Po rozmowie z Brainiakiem, Justice League dowiaduje się, że zbliżający się Anti-Monitor stanowi katastrofalne ryzyko, zdolne do opróżnienia wszechświata do antymaterii. Pośród tak przytłaczających stawek staje się jasne, że Justice League musi nadać priorytet pilnym problemom kosmicznym , pozostawiając zamieszanie Gotham nierozwiązane. Batman musi sam poruszać się po ciemnościach swojego miasta, podczas gdy League zajmuje się zagrożeniami, które przyćmiewają zmagania Gotham.
Gotham nie jest osamotnione – wiele miast jest pomijanych
Rozważ Black Lightning w Southside Heights
Gotham City nie jest jedynym obszarem w uniwersum DC, który został zepchnięty na dalszy plan przez Justice League. Rozważmy przykład Southside Heights w Metropolis, wcześniej znanego jako Suicide Slums. Ta dzielnica ma złą sławę z powodu zaniedbywania jej przez superbohaterów, w tym członków League. Decyzja Jeffersona Pierce’a o zostaniu Black Lightning jest głęboko zakorzeniona w tym dziedzictwie porzucenia.

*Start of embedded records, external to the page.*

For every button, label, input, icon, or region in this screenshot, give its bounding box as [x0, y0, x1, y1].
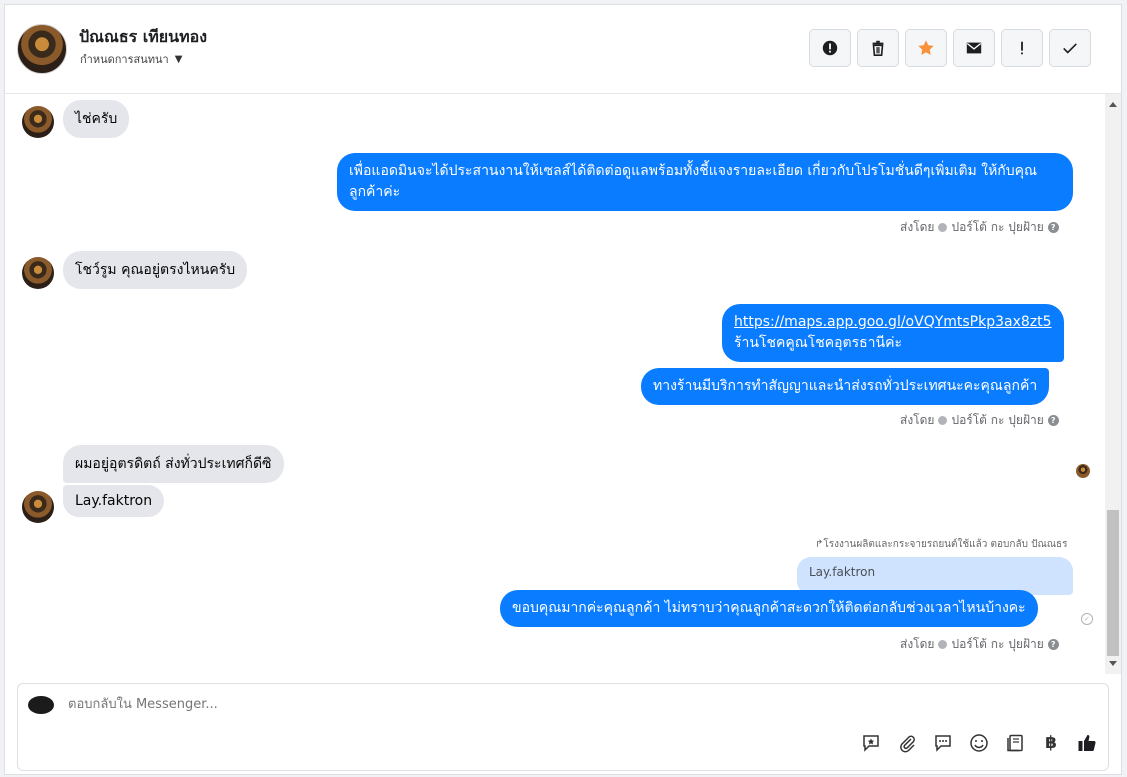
sent-by-info: ส่งโดย ปอร์โต้ กะ ปุยฝ้าย ?	[900, 411, 1059, 430]
sender-avatar[interactable]	[22, 257, 54, 289]
sent-by-agent: ปอร์โต้ กะ ปุยฝ้าย	[951, 413, 1044, 427]
sent-by-agent: ปอร์โต้ กะ ปุยฝ้าย	[951, 637, 1044, 651]
attach-button[interactable]	[896, 732, 918, 754]
saved-reply-button[interactable]	[860, 732, 882, 754]
message-input[interactable]	[66, 696, 1070, 713]
conversation-header: ปัณณธร เทียนทอง กำหนดการสนทนา ▼	[5, 5, 1121, 94]
sent-by-label: ส่งโดย	[900, 637, 935, 651]
delivered-icon: ✓	[1081, 613, 1093, 625]
shop-name-text: ร้านโชคคูณโชคอุตรธานีค่ะ	[734, 335, 902, 351]
assign-label: กำหนดการสนทนา	[80, 53, 169, 66]
message-thread[interactable]: ไช่ครับ เพื่อแอดมินจะได้ประสานงานให้เซลส…	[5, 94, 1105, 674]
paperclip-icon	[900, 735, 915, 753]
sender-avatar[interactable]	[22, 491, 54, 523]
sent-by-agent: ปอร์โต้ กะ ปุยฝ้าย	[951, 220, 1044, 234]
scrollbar[interactable]	[1105, 94, 1121, 674]
smiley-icon	[970, 734, 988, 752]
done-icon	[1063, 43, 1077, 54]
help-icon[interactable]: ?	[1047, 415, 1059, 426]
saved-reply-icon	[863, 735, 879, 752]
contact-name[interactable]: ปัณณธร เทียนทอง	[79, 25, 207, 50]
sent-by-info: ส่งโดย ปอร์โต้ กะ ปุยฝ้าย ?	[900, 218, 1059, 237]
mark-spam-button[interactable]	[809, 29, 851, 67]
incoming-message[interactable]: ไช่ครับ	[63, 100, 130, 138]
sent-by-label: ส่งโดย	[900, 220, 935, 234]
incoming-message[interactable]: Lay.faktron	[63, 485, 165, 517]
help-icon[interactable]: ?	[1047, 639, 1059, 650]
sent-by-label: ส่งโดย	[900, 413, 935, 427]
mark-important-button[interactable]	[1001, 29, 1043, 67]
catalog-button[interactable]	[1004, 732, 1026, 754]
delete-button[interactable]	[857, 29, 899, 67]
sent-by-info: ส่งโดย ปอร์โต้ กะ ปุยฝ้าย ?	[900, 635, 1059, 654]
spam-icon	[822, 40, 838, 56]
incoming-message[interactable]: โชว์รูม คุณอยู่ตรงไหนครับ	[63, 251, 248, 289]
header-actions	[809, 29, 1091, 67]
book-icon	[1007, 734, 1023, 752]
quick-reply-button[interactable]	[932, 732, 954, 754]
outgoing-message[interactable]: https://maps.app.goo.gl/oVQYmtsPkp3ax8zt…	[722, 304, 1064, 362]
incoming-message[interactable]: ผมอยู่อุตรดิตถ์ ส่งทั่วประเทศก็ดีซิ	[63, 445, 284, 483]
trash-icon	[872, 40, 884, 57]
outgoing-message[interactable]: ขอบคุณมากค่ะคุณลูกค้า ไม่ทราบว่าคุณลูกค้…	[500, 590, 1038, 627]
reply-composer: ฿	[17, 683, 1109, 771]
thumbs-up-icon	[1078, 735, 1096, 751]
scroll-down-arrow[interactable]	[1109, 661, 1117, 666]
composer-toolbar: ฿	[860, 732, 1098, 754]
chat-bubble-icon	[935, 735, 951, 752]
assign-conversation-dropdown[interactable]: กำหนดการสนทนา ▼	[80, 50, 182, 68]
sender-avatar[interactable]	[22, 106, 54, 138]
mark-unread-button[interactable]	[953, 29, 995, 67]
agent-status-icon	[938, 223, 948, 232]
like-button[interactable]	[1076, 732, 1098, 754]
star-icon	[918, 40, 934, 55]
agent-status-icon	[938, 640, 948, 649]
messenger-window: ปัณณธร เทียนทอง กำหนดการสนทนา ▼ ไช่ครับ …	[4, 4, 1122, 775]
outgoing-message[interactable]: ทางร้านมีบริการทำสัญญาและนำส่งรถทั่วประเ…	[641, 368, 1050, 405]
star-button[interactable]	[905, 29, 947, 67]
emoji-button[interactable]	[968, 732, 990, 754]
reply-note: ↱โรงงานผลิตและกระจายรถยนต์ใช้แล้ว ตอบกลั…	[815, 539, 1068, 550]
mark-done-button[interactable]	[1049, 29, 1091, 67]
help-icon[interactable]: ?	[1047, 222, 1059, 233]
payment-button[interactable]: ฿	[1040, 732, 1062, 754]
seen-avatar	[1076, 464, 1090, 478]
agent-status-icon	[938, 416, 948, 425]
page-avatar	[28, 696, 54, 714]
mail-icon	[966, 42, 982, 54]
caret-down-icon: ▼	[174, 53, 183, 65]
scroll-up-arrow[interactable]	[1109, 102, 1117, 107]
contact-avatar[interactable]	[17, 24, 67, 74]
outgoing-message[interactable]: เพื่อแอดมินจะได้ประสานงานให้เซลส์ได้ติดต…	[337, 153, 1073, 211]
important-icon	[1021, 41, 1023, 55]
scroll-thumb[interactable]	[1107, 510, 1119, 656]
map-link[interactable]: https://maps.app.goo.gl/oVQYmtsPkp3ax8zt…	[734, 314, 1052, 330]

Obecnie Black Lightning występuje w swojej własnej serii, dostępnej teraz w DC Comics , która dalej eksploruje jego misję odzyskania Southside Heights z zaniedbania. Historycznie, Justice League zapewniała skąpą pomoc w okresie pełnym przestępczości i rozpaczy. Przy tak wielu międzygalaktycznych wyzwaniach rywalizujących o ich uwagę, często stawało się niemożliwe dla tych bohaterów, aby skupić się również na lokalnych zmaganiach.

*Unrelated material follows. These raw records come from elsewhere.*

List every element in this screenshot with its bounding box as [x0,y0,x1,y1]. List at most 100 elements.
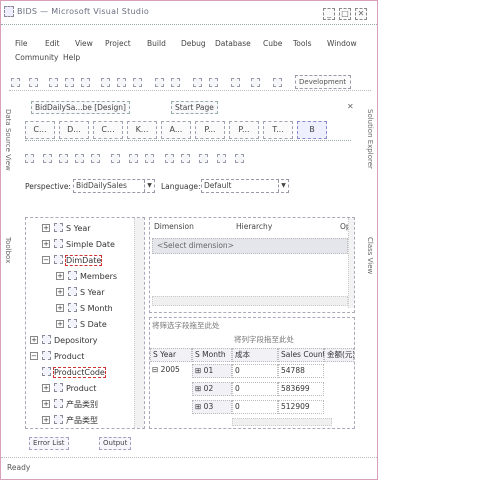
row-header-month[interactable]: S Month [192,348,232,362]
collapse-icon[interactable]: − [30,352,38,360]
menu-tools[interactable]: Tools [293,39,311,48]
expand-icon[interactable]: + [30,336,38,344]
menu-debug[interactable]: Debug [181,39,206,48]
language-select[interactable]: Default ▼ [201,179,289,193]
maximize-button[interactable]: □ [339,8,351,20]
filter-icon[interactable] [91,154,100,163]
auto-execute-icon[interactable] [129,154,138,163]
data-source-view-tab[interactable]: Data Source View [4,109,12,171]
expand-icon[interactable]: ⊞ [195,402,204,411]
pivot-horizontal-scrollbar[interactable] [232,418,332,426]
tab-output[interactable]: Output [99,437,132,450]
tab-partitions[interactable]: P... [195,121,225,139]
tree-node[interactable]: + Members [56,270,117,283]
copy-icon[interactable] [117,78,126,87]
cut-icon[interactable] [101,78,110,87]
save-icon[interactable] [65,78,74,87]
tree-node[interactable]: + 产品类别 [42,398,98,411]
expand-icon[interactable] [165,154,174,163]
tab-cube-designer[interactable]: BidDailySa...be [Design] [31,101,130,114]
refresh-icon[interactable] [235,154,244,163]
month-cell[interactable]: ⊞ 02 [192,382,232,396]
expand-icon[interactable]: + [42,384,50,392]
menu-community[interactable]: Community [15,53,58,62]
column-drop-zone[interactable]: 将列字段拖至此处 [234,334,294,345]
paste-icon[interactable] [133,78,142,87]
find-in-files-icon[interactable] [273,78,282,87]
column-header-sales-count[interactable]: Sales Count [278,348,326,362]
filter-drop-zone[interactable]: 将筛选字段拖至此处 [152,320,220,331]
tree-node[interactable]: + S Year [56,286,105,299]
class-view-tab[interactable]: Class View [366,237,374,274]
tree-node[interactable]: + S Year [42,222,91,235]
tree-node[interactable]: − DimDate [42,254,103,267]
tab-error-list[interactable]: Error List [29,437,69,450]
tab-start-page[interactable]: Start Page [171,101,218,114]
grid-horizontal-scrollbar[interactable] [152,296,348,306]
reconnect-icon[interactable] [43,154,52,163]
close-document-icon[interactable]: ✕ [347,102,354,111]
tab-calculations[interactable]: C... [93,121,123,139]
delete-icon[interactable] [145,154,154,163]
undo-icon[interactable] [155,78,164,87]
menu-database[interactable]: Database [215,39,251,48]
tree-node[interactable]: + 产品类型 [42,414,98,427]
show-empty-cells-icon[interactable] [111,154,120,163]
menu-view[interactable]: View [75,39,93,48]
tab-kpis[interactable]: K... [127,121,157,139]
close-button[interactable]: ✕ [355,8,367,20]
tree-scrollbar[interactable] [134,218,144,428]
collapse-icon[interactable]: − [42,256,50,264]
hide-details-icon[interactable] [217,154,226,163]
expand-icon[interactable]: + [42,224,50,232]
menu-window[interactable]: Window [327,39,357,48]
open-file-icon[interactable] [49,78,58,87]
expand-icon[interactable]: + [56,272,64,280]
menu-edit[interactable]: Edit [45,39,60,48]
toolbox-tab[interactable]: Toolbox [4,237,12,263]
perspective-select[interactable]: BidDailySales ▼ [73,179,155,193]
month-cell[interactable]: ⊞ 01 [192,364,232,378]
expand-icon[interactable]: ⊞ [195,384,204,393]
show-details-icon[interactable] [199,154,208,163]
row-header-year[interactable]: S Year [150,348,192,362]
expand-icon[interactable]: + [42,400,50,408]
tree-node[interactable]: + S Month [56,302,113,315]
tab-actions[interactable]: A... [161,121,191,139]
new-project-icon[interactable] [11,78,20,87]
expand-icon[interactable]: + [42,240,50,248]
change-user-icon[interactable] [59,154,68,163]
expand-icon[interactable]: ⊞ [195,366,204,375]
find-icon[interactable] [251,78,260,87]
collapse-icon[interactable] [181,154,190,163]
tab-browser[interactable]: B [297,121,327,139]
tab-perspectives[interactable]: P... [229,121,259,139]
expand-icon[interactable]: + [56,304,64,312]
navigate-back-icon[interactable] [193,78,202,87]
tree-node[interactable]: ProductCode [42,366,106,379]
redo-icon[interactable] [171,78,180,87]
tree-node[interactable]: − Product [30,350,84,363]
menu-file[interactable]: File [15,39,28,48]
tab-translations[interactable]: T... [263,121,293,139]
collapse-icon[interactable]: ⊟ [152,365,161,374]
tab-dimension-usage[interactable]: D... [59,121,89,139]
expand-icon[interactable]: + [56,320,64,328]
expand-icon[interactable]: + [42,416,50,424]
process-icon[interactable] [25,154,34,163]
navigate-forward-icon[interactable] [209,78,218,87]
tree-node[interactable]: + Simple Date [42,238,115,251]
month-cell[interactable]: ⊞ 03 [192,400,232,414]
start-debug-icon[interactable] [231,78,240,87]
tree-node[interactable]: + Product [42,382,96,395]
tree-node[interactable]: + S Date [56,318,107,331]
grid-vertical-scrollbar[interactable] [348,218,354,308]
column-header-amount[interactable]: 金额(元) [324,348,354,362]
add-item-icon[interactable] [29,78,38,87]
menu-help[interactable]: Help [63,53,80,62]
solution-explorer-tab[interactable]: Solution Explorer [366,109,374,169]
solution-configuration-select[interactable]: Development [295,75,351,89]
menu-project[interactable]: Project [105,39,131,48]
sort-icon[interactable] [75,154,84,163]
menu-build[interactable]: Build [147,39,166,48]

Zrozumienie odpowiedzialności Ligi w całym Wszechświecie
Uświadomienie sobie przez Batmana ograniczeń Ligi
Kryzysy każdego miasta są często unikalnie dostosowane do jego bohaterów; na przykład Superman dźwiga ciężar Metropolis, podczas gdy problemy regionalne w Central City pozostają domeną Flash Family. Nawet w przypadku Batmana wyzwania wykraczające poza granice miasta Gotham często stają się odpowiedzialnością innych bohaterów związanych z ich własnymi miejscami. Ogromny wszechświat międzygalaktycznych zagrożeń często przyćmiewa lokalne problemy, co prowadzi do odroczenia pomocy dla miast mniej przygotowanych do służby powszechnemu dobrobytowi.

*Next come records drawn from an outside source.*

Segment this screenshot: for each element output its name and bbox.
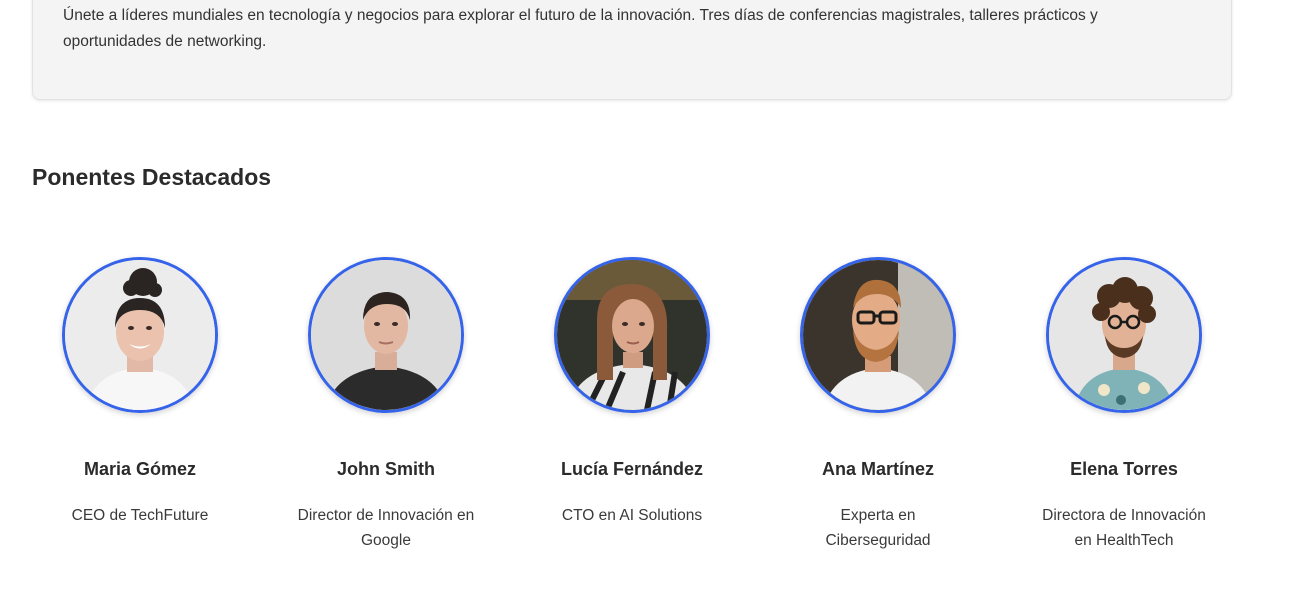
speaker-card: Lucía Fernández CTO en AI Solutions [509,257,755,553]
page: Únete a líderes mundiales en tecnología … [0,0,1302,590]
speaker-photo [62,257,218,413]
speaker-role: Directora de Innovación en HealthTech [1042,507,1206,549]
speaker-role: Director de Innovación en Google [297,507,475,549]
speaker-role: CEO de TechFuture [71,507,209,524]
speaker-card: Elena Torres Directora de Innovación en … [1001,257,1247,553]
speaker-role: Experta en Ciberseguridad [825,507,931,549]
speaker-photo [1046,257,1202,413]
speaker-role: CTO en AI Solutions [561,507,703,524]
speaker-name: Elena Torres [1070,459,1178,479]
speaker-name: Lucía Fernández [560,459,704,479]
speaker-card: Maria Gómez CEO de TechFuture [17,257,263,553]
event-description: Únete a líderes mundiales en tecnología … [63,7,1098,50]
speakers-grid: Maria Gómez CEO de TechFuture John Smith… [17,257,1247,553]
speakers-section-title: Ponentes Destacados [32,164,272,190]
speaker-name: Maria Gómez [83,459,197,479]
speaker-card: Ana Martínez Experta en Ciberseguridad [755,257,1001,553]
speaker-photo [308,257,464,413]
speaker-card: John Smith Director de Innovación en Goo… [263,257,509,553]
speaker-photo [800,257,956,413]
event-intro-card: Únete a líderes mundiales en tecnología … [32,0,1232,100]
speaker-photo [554,257,710,413]
speaker-name: Ana Martínez [821,459,935,479]
speaker-name: John Smith [337,459,435,479]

Jak trafnie zauważa Batman, utożsamianie zmartwień Gotham z międzygalaktycznymi wyzwaniami, przed którymi stoi Liga, jest podobne do „mężczyzny w płonącym domu próbującego zdmuchnąć świeczkę”. Pomimo swoich ogromnych możliwości, Liga Sprawiedliwości nie może być wszechobecna. Konieczność nadania priorytetu większym uniwersalnym zagrożeniom ostatecznie prowadzi do decyzji sprzyjających szerszemu dobru, czasami marginalizując w tym procesie miasta takie jak Gotham.
Czytelnicy mogą już czytać piąty zeszyt komiksu Batman: Dark Age , ukazujący złożoną zależność między osobistym heroizmem a kosmiczną odpowiedzialnością.